On connaît déjà cette production, signée du Néerlandais Ivo Van Hove, et qui remonte à 2012. Elle n’est pas sans intérêt, et la transposition d’un drame de pouvoir dans les sphères qui le détiennent aujourd’hui, celles de la finance et de l’informatique, peut se justifier, les sorcières n’existant plus guère et les rois exhibant des couronnes moins spectaculaires. D’autant qu’elle a été ici donnée le premier jour des « quatre sorcières », cet épisode fatal de la vie boursière ! On se souvient aussi de Don Giovanni de l’Opéra de Paris, que Mikael Hanecke avait situé dans les tours de La Défense, et qui en tirait une densité glacée tout à fait impressionnante.
 
 Le problème en fait, est ailleurs : Macbeth, dont on peut dire, sans médire de Verdi, que ce n’est pas son chef-d’œuvre, tant la mise en place psychologique des deux héros est esquissée, l’œuvre s’ouvrant quasiment sur le meurtre et non sur la montée du désir de pouvoir, est une œuvre féroce, noire, aussi violente qu’il est possible, mais non grise. Certes, on peut se passer de la forêt en marche, des rougeoiements de la lande, des brouillards d’où émergent les sorcières, mais cette sinistre nature, même esquissée visuellement,  étoffe les affres des héros et les intègre à une sorte de mal cosmique.
© Stofleth

 Ici, Macbeth est gris : murs gris, ordinateurs gris, jeunes femmes en talons secs et tailleurs de pensionnat nouvelle vague, chignons stricts, bref, en guise de sorcières, un camp de décideuses : intelligent, certes, mais peu émouvant.
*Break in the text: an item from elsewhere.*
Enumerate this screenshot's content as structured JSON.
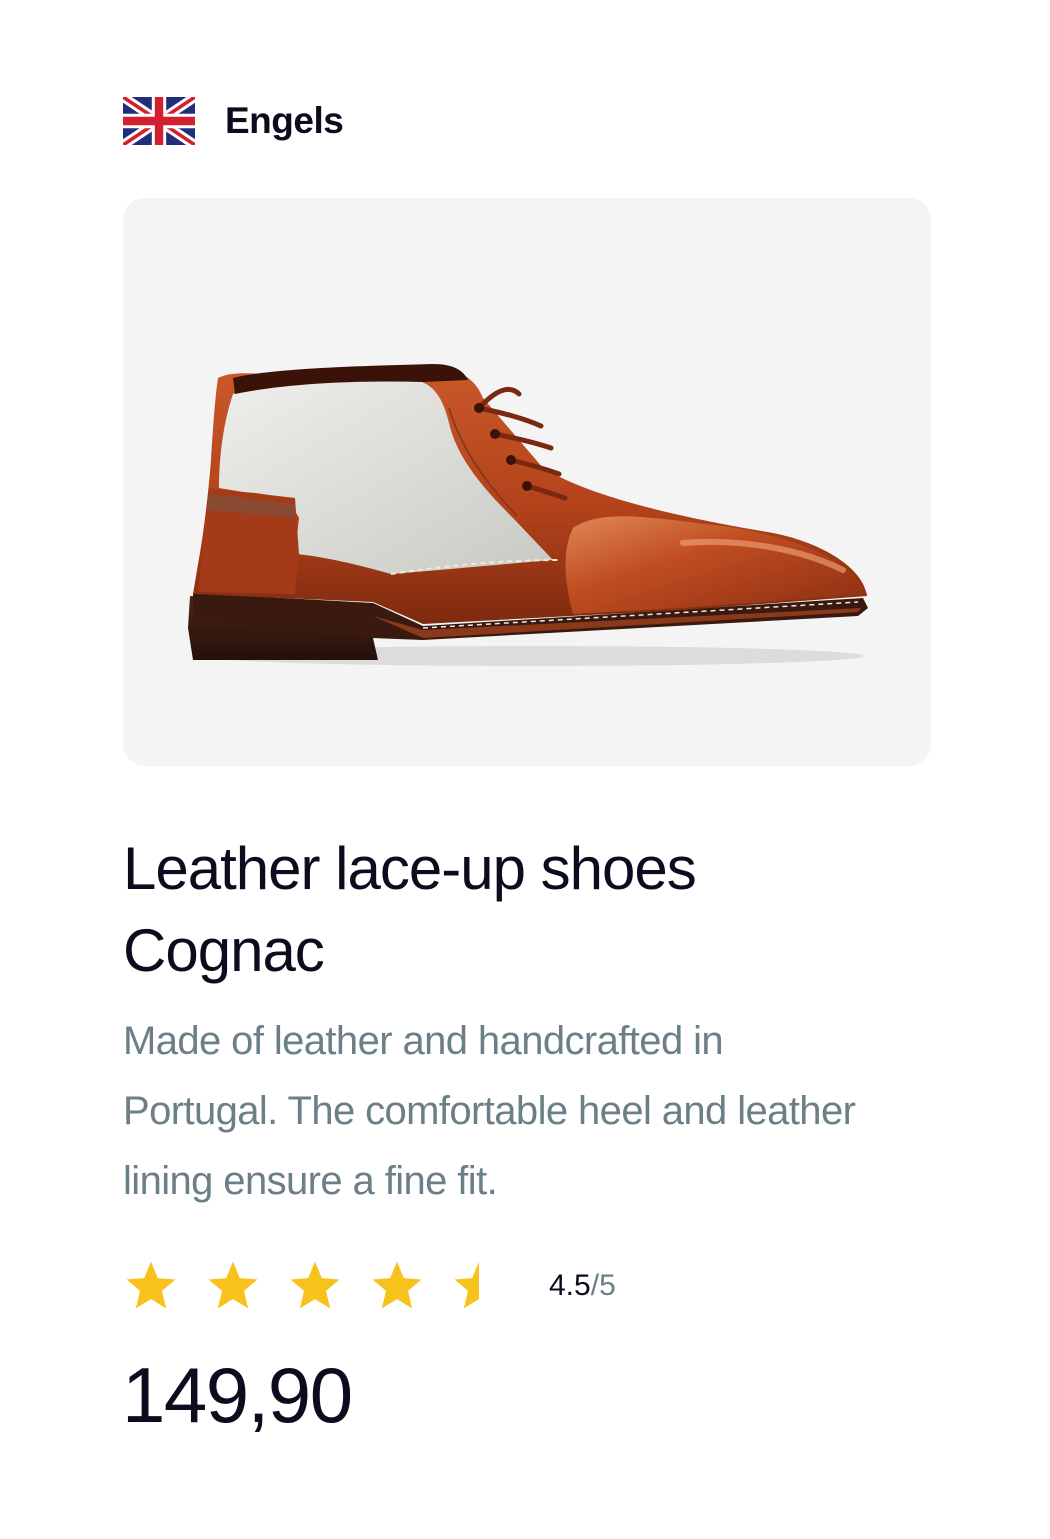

Alors que Macbeth doit remuer les entrailles, et semer l’épouvante, au lieu de solliciter nos cellules grises. Heureusement, l’interprétation musicale, sans être exceptionnelle, est de qualité suffisante, avec un Macbeth peu effrayant (il est vrai qu’il n’est qu’un faible), l’Azéri Elchin Azizov, mais de belle qualité vocale : il affronte le rôle sans faille, et avec une sorte de retenue prenante. Sa lady, elle aussi, Susanna Branchini, témoigne d’une présence attachante mais manque de violence, malgré sa belle silhouette et son émission solide. Excellent Banquo, en revanche de Roberto Scandiuzzi, tandis que Macduff, Arseny Yakovlev, a connu le soir de la première quelques faiblesses qui n’étaient sûrement que passagères.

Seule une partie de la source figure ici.